Beijing air quality: a conscious choice

By Scott Pruett Source:Global Times Published: 2013-1-22 23:08:01

 

Illustration: Liu Rui
Illustration: Liu Rui



For me, Saturday morning means there's time to enjoy an extra cup of coffee and plan the day. But again, the early-morning haze meant I needed to check the PM 2.5 readings and inform the newly arrived in-laws about the color-coded warnings that we capital casualties have grown accustomed to.

"No, baba, your cloth mask only makes you 'feel' safe. Put this thin one inside and make sure it fits around your nose. Yes, I know you walk every morning, but see, look here at my phone - when there's a yellow alert on this scale and this other measurement says it's 'hazardous' for everyone, then no, you shouldn't go out without a proper mask."

This is representative of things we spoke about in person on Saturday morning before my father ventured outside. Just up from Hangzhou, which is known locally as "Heaven on Earth," the situation is difficult for the old man to understand. This was one of those times when it's healthier not to exercise.

After four years here, I know what it means to get overly confident in the face of a poison cloud.

Once, after jogging in these conditions, I ended up at the doctor's office with seriously irritated lungs. Looking at my X-ray, she asked, "Do you smoke?" I don't.

Fortunately, we didn't all succumb to the recent toxic fog. Life goes on almost without a hitch, from what I can casually observe. In fact, local residents seem completely unfazed by the poor air quality.

As I strolled through my neighborhood on Saturday afternoon, the PM 2.5 reading was over 200 no matter whose scale you went by, and yet I was the only person wearing a mask. No, it wasn't as poisonous as the previous week, but at that level it is still considered "very unhealthy" to "everyone" - including my 3-year-old son.

As a responsible parent, what am I supposed to do with that reality? Do I spirit him away to a cleaner environment or invest in some biotech firm that makes stylish masks in a variety of colors?

I casually mentioned my dirty fingernails to my wife, and she said, "It's not just you." The black soot is on everything. The cars are covered in it. My shoes track it in. It must then also be in our lungs. So I chuckle and wonder aloud, "Where do you suppose our nation's leaders were last week, Hainan Province perhaps?"

As I reach out to a frustrated community, what I want to ask is this: Does anyone think for a minute that if there had been some hugely important international event happening in the capital last week that the air would have been "hazardous?"

Just look at what happens when all eyes are on Beijing. The Olympics of 2008 had a spectacular run. The opening ceremony was celebrated by millions - and that's only the cast - under a clear and unusually dry mid-August sky.

The following year, we all celebrated the nation's 60th birthday, October 1, with a military parade past Tiananmen Square. Let me jog your memory: fuchsia uniforms, a presidential smile, and an air force flyover streaking bright colors across a clear blue sky. Not coincidence.

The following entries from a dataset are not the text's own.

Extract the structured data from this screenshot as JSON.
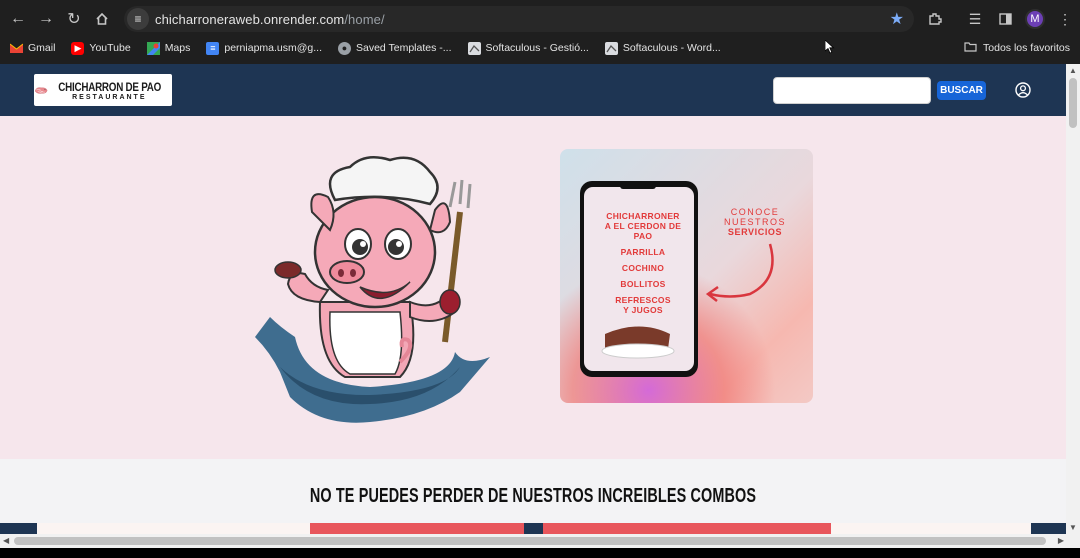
{
  "browser": {
    "url_host": "chicharroneraweb.onrender.com",
    "url_path": "/home/",
    "avatar_letter": "M",
    "bookmarks": [
      {
        "label": "Gmail",
        "icon": "gmail-icon"
      },
      {
        "label": "YouTube",
        "icon": "youtube-icon"
      },
      {
        "label": "Maps",
        "icon": "maps-icon"
      },
      {
        "label": "perniapma.usm@g...",
        "icon": "docs-icon"
      },
      {
        "label": "Saved Templates -...",
        "icon": "globe-icon"
      },
      {
        "label": "Softaculous - Gestió...",
        "icon": "softaculous-icon"
      },
      {
        "label": "Softaculous - Word...",
        "icon": "softaculous-icon"
      }
    ],
    "folder_label": "Todos los favoritos"
  },
  "site": {
    "logo_title": "CHICHARRON DE PAO",
    "logo_subtitle": "RESTAURANTE",
    "search_placeholder": "",
    "search_button": "BUSCAR",
    "promo": {
      "lines": [
        "CHICHARRONER",
        "A EL CERDON DE",
        "PAO",
        "PARRILLA",
        "COCHINO",
        "BOLLITOS",
        "REFRESCOS",
        "Y JUGOS"
      ],
      "side_text": [
        "CONOCE",
        "NUESTROS",
        "SERVICIOS"
      ]
    },
    "combos_heading": "NO TE PUEDES PERDER DE NUESTROS INCREIBLES COMBOS"
  },
  "colors": {
    "header_bg": "#1e3553",
    "hero_bg": "#f6e6ec",
    "button_blue": "#1765d8"
  }
}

We all know what the "relevant departments" are capable of when properly motivated. The factories upwind are recalibrated, retooled or removed. Nearby coalmines are temporarily shut down, and vehicle restrictions are enforced inside the city. And who knows what they do to the atmosphere to dry it up? Maybe I don't want to know.

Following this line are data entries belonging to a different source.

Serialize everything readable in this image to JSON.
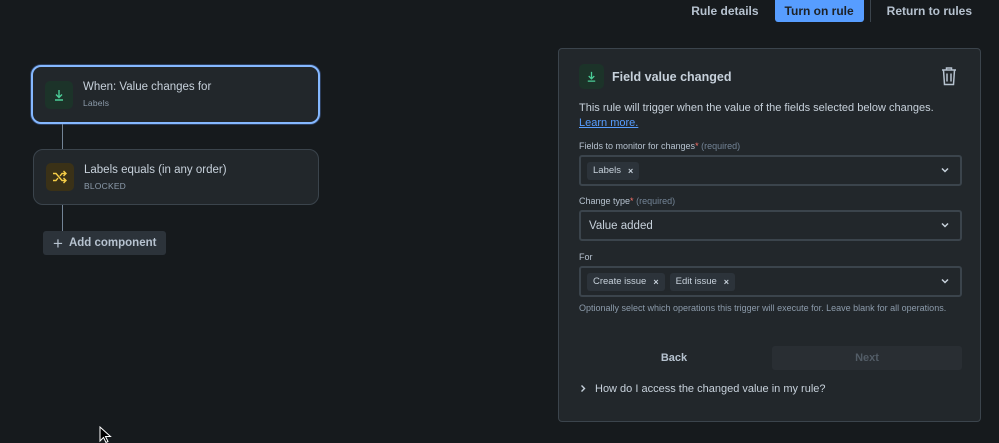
{
  "topbar": {
    "rule_details": "Rule details",
    "turn_on": "Turn on rule",
    "return": "Return to rules"
  },
  "flow": {
    "trigger": {
      "title": "When: Value changes for",
      "subtitle": "Labels",
      "icon": "download-arrow-icon"
    },
    "condition": {
      "title": "Labels equals (in any order)",
      "subtitle": "BLOCKED",
      "icon": "shuffle-icon"
    },
    "add_component": "Add component"
  },
  "panel": {
    "title": "Field value changed",
    "description": "This rule will trigger when the value of the fields selected below changes.",
    "learn_more": "Learn more.",
    "fields_label": "Fields to monitor for changes",
    "fields_required": "(required)",
    "fields_tags": [
      "Labels"
    ],
    "change_type_label": "Change type",
    "change_type_required": "(required)",
    "change_type_value": "Value added",
    "for_label": "For",
    "for_tags": [
      "Create issue",
      "Edit issue"
    ],
    "help_text": "Optionally select which operations this trigger will execute for. Leave blank for all operations.",
    "back": "Back",
    "next": "Next",
    "faq": "How do I access the changed value in my rule?",
    "required_star": "*",
    "tag_remove": "×"
  },
  "colors": {
    "background": "#161a1d",
    "panel": "#22272b",
    "primary": "#579dff",
    "selected_border": "#85b8ff",
    "trigger_icon": "#4bce97",
    "condition_icon": "#f5cd47"
  }
}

The point is, it's a choice. The powers-that-be will do whatever is necessary to save face when the world is watching, but on an average Sunday in January, we could all die from poison gas for all they care - anything to grow the GDP.

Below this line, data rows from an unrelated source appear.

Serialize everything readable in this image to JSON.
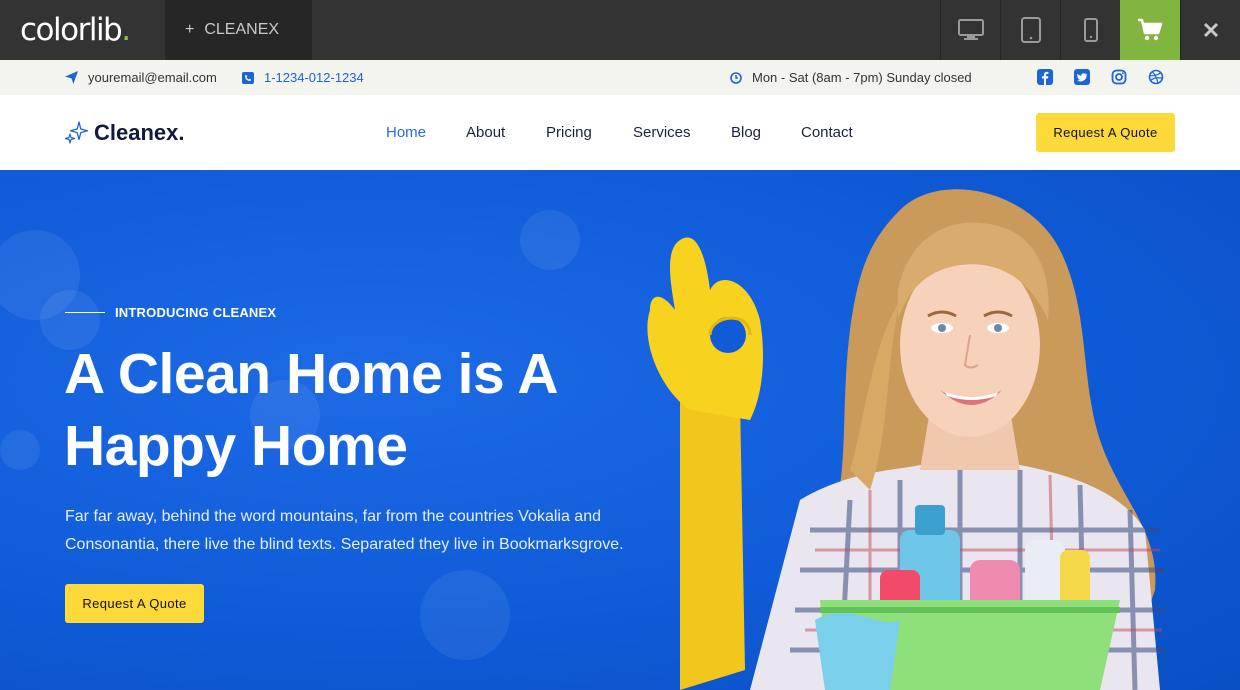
{
  "preview_bar": {
    "logo_main": "colorlib",
    "logo_dot": ".",
    "theme_tab_plus": "+",
    "theme_tab_label": "CLEANEX",
    "devices": [
      "desktop-icon",
      "tablet-icon",
      "mobile-icon"
    ],
    "cart_icon": "cart-icon",
    "close_icon": "close-icon",
    "accent": "#82b440"
  },
  "info_bar": {
    "email": "youremail@email.com",
    "phone": "1-1234-012-1234",
    "hours": "Mon - Sat (8am - 7pm) Sunday closed",
    "socials": [
      "facebook-icon",
      "twitter-icon",
      "instagram-icon",
      "dribbble-icon"
    ]
  },
  "nav": {
    "brand": "Cleanex.",
    "links": [
      "Home",
      "About",
      "Pricing",
      "Services",
      "Blog",
      "Contact"
    ],
    "active": "Home",
    "cta": "Request A Quote"
  },
  "hero": {
    "eyebrow": "INTRODUCING CLEANEX",
    "title_line1": "A Clean Home is A",
    "title_line2": "Happy Home",
    "description_line1": "Far far away, behind the word mountains, far from the countries Vokalia and",
    "description_line2": "Consonantia, there live the blind texts. Separated they live in Bookmarksgrove.",
    "cta": "Request A Quote"
  },
  "colors": {
    "hero_blue": "#0f5bd8",
    "cta_yellow": "#fdd93a",
    "nav_active": "#2a6ae0",
    "brand_dark": "#111a3a"
  }
}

And don't give me the science lecture about air inversions and 4 million cars. I used to live in Los Angeles. Our current air quality, at whatever moment you are reading this, is based on policy - government policy that dictates when to rein in the polluters and when to hit the economic accelerator.

I guess now it's time for me to decide whether to let them slowly poison my son or take him someplace cleaner.